There is evidence that temperature stress also increases genetic variation in morphological traits of Drosophila. Using the isofemale line technique, Barker & Krebs (1995) compared the heritabilities of thorax length, wing length and their ratio in two related Drosophila species, D. aldrichi and D. buzzatii, reared at 18°C, 24°C and 31°C. They concluded that genetic variation for body size traits in these species was generally higher when reared at less favourable temperatures. In D. melanogaster, temperature extremes (12°C and 31°C) have been shown to increase both additive genetic variance and isofemale heritabilities for thorax length, sternopleural chaeta number (both extreme temperatures) and wing length (low temperature) (Imasheva et al., 1998). In contrast to these results, Sgrò & Hoffmann [cited in Jenkins et al. (1997)], comparing genetic variance of wing length in parents and their first-generation offspring subjected to the same or different temperatures, did not find any effect of temperature extremes on the expression of genetic variation in D. melanogaster. However, in the range of temperatures they used (14°C, 25°C and 28°C), only one (14°C) can be considered stressful. This fact can, at least partly, account for the failure to find temperature effects on genetic variation.
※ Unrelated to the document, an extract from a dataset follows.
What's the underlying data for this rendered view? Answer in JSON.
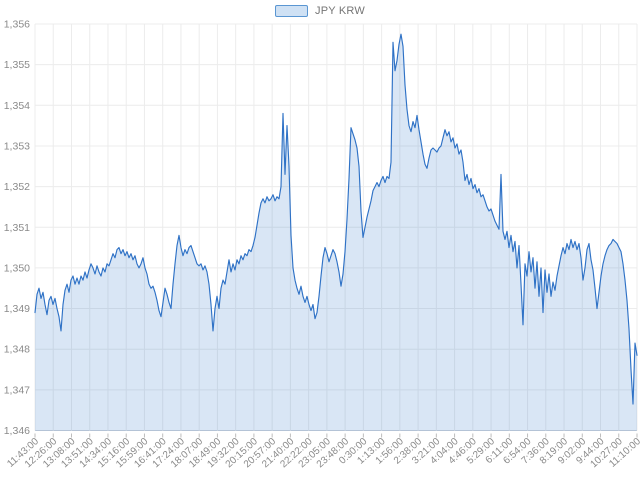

The lack of consistent effects of stress temperatures on genetic variation of quantitative traits reported in some other studies (Murphy et al., 1983; Gebhardt & Stearns, 1988, 1992) may have the same explanation as, in all of these cases, no temperature extremes were applied and thus no stress in the strict sense, i.e. severe impairment of fitness, was obtained.

Our results indicate that, in D. melanogaster, poor nutrition is similar with regard to its effects on phenotypical and genetic variation to temperature stress. Both of these factors, at levels that are close to lethality, increase heritable variation of morphological traits related to size, and thus enhance the evolutionary potential of populations and their ability to be changed by selection.